The five planets analyzed by the scientists showed clear signs of water, although the strongest evidence was on the surface of WASP-17b and HD209458b.
“Accurately detecting the atmosphere of an exoplanet is extraordinarily difficult. But we could find a very clear sign, and it's water, ”says Drake Deming, a researcher at the University of Maryland.
The scientific explanation
To explain how the research that resulted in this discovery took place, NASA released a very didactic video. In it, the space agency recalls that it is difficult to get information about these planets. For this reason, less than 5% of exoplanets were observed directly, and much of what we know comes from observing the changes that occur in starlight as the planet passes.

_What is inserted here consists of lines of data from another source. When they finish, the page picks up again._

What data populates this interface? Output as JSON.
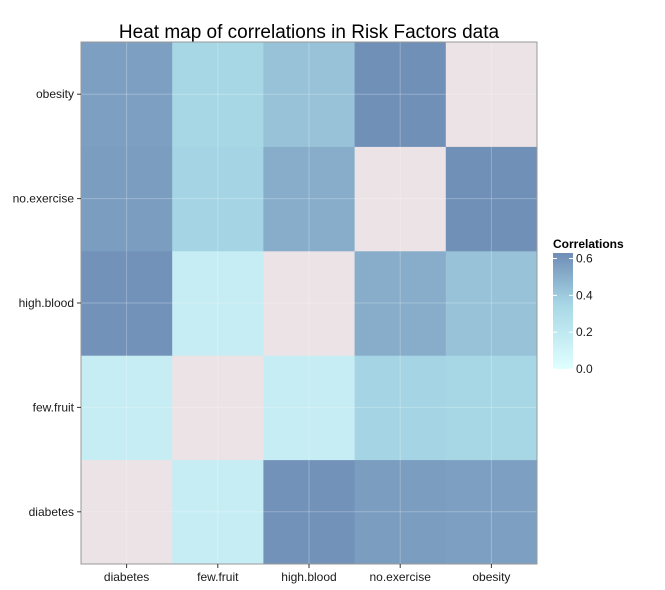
{
  "chart_data": {
    "type": "heatmap",
    "title": "Heat map of correlations in Risk Factors data",
    "xlabel": "",
    "ylabel": "",
    "x_categories": [
      "diabetes",
      "few.fruit",
      "high.blood",
      "no.exercise",
      "obesity"
    ],
    "y_categories": [
      "diabetes",
      "few.fruit",
      "high.blood",
      "no.exercise",
      "obesity"
    ],
    "values": [
      [
        null,
        0.16,
        0.61,
        0.57,
        0.56
      ],
      [
        0.16,
        null,
        0.16,
        0.36,
        0.35
      ],
      [
        0.61,
        0.16,
        null,
        0.51,
        0.43
      ],
      [
        0.57,
        0.36,
        0.51,
        null,
        0.62
      ],
      [
        0.56,
        0.35,
        0.43,
        0.62,
        null
      ]
    ],
    "diagonal_color": "#ebe3e5",
    "legend": {
      "title": "Correlations",
      "ticks": [
        "0.0",
        "0.2",
        "0.4",
        "0.6"
      ],
      "tick_values": [
        0.0,
        0.2,
        0.4,
        0.6
      ],
      "range": [
        0.0,
        0.63
      ],
      "placement": "right"
    },
    "color_low": "#e0ffff",
    "color_mid": "#a8d8e6",
    "color_high": "#6f8db6",
    "panel_background": "#ebebeb",
    "grid": true
  }
}
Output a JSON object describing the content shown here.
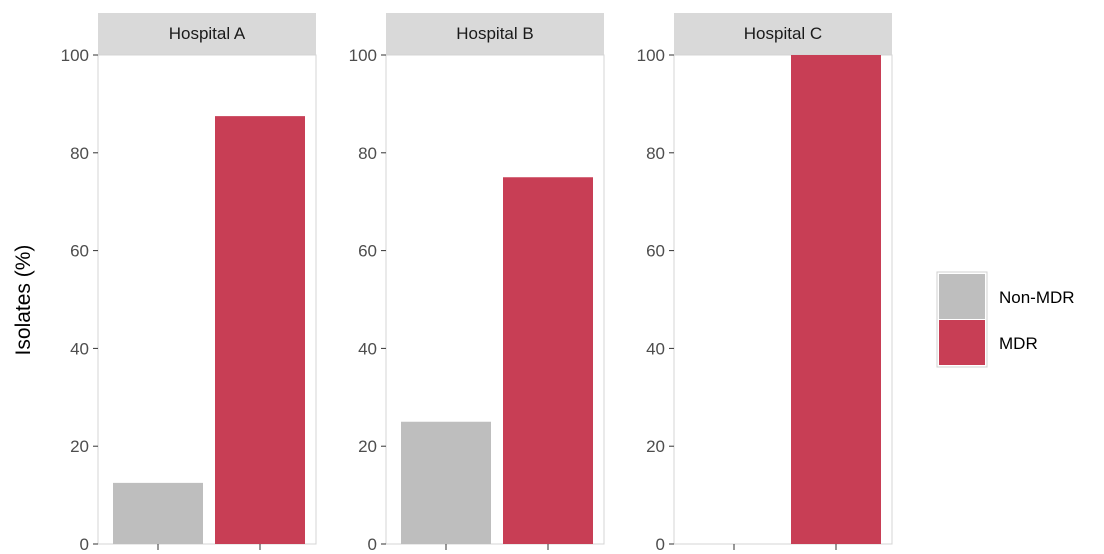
{
  "chart_data": {
    "type": "bar",
    "ylabel": "Isolates (%)",
    "xlabel": "",
    "ylim": [
      0,
      100
    ],
    "y_ticks": [
      "0",
      "20",
      "40",
      "60",
      "80",
      "100"
    ],
    "grid": false,
    "legend_position": "right",
    "legend": [
      {
        "name": "Non-MDR",
        "color": "#BEBEBE"
      },
      {
        "name": "MDR",
        "color": "#C83E55"
      }
    ],
    "panels": [
      {
        "title": "Hospital A",
        "values": [
          12.5,
          87.5
        ]
      },
      {
        "title": "Hospital B",
        "values": [
          25,
          75
        ]
      },
      {
        "title": "Hospital C",
        "values": [
          0,
          100
        ]
      }
    ]
  }
}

When an exoplanet is in transit, it blocks a small amount of light emitted by the star it orbits. By carefully measuring the amount of light blocked, scientists can determine the size of the planet. Following the same reasoning, it can be noted that the exoplanet blocks different parts of the color spectrum depending on its composition. And because we know that different molecules absorb different wavelengths, changes in the spectrum help identify the composition of the star.
To find traces of water vapor in atmospheres, Deming and his team used the field view of Hubble's camera 3, which is capable of measuring near infrared rays. The scientists waited until each of the planets passed in front of their star and then pointed Hubble at them. Because water molecules absorb certain wavelengths of light, the researchers were able to detect the presence of water vapor during planet transit by measuring unabsorbed wavelengths through Hubble.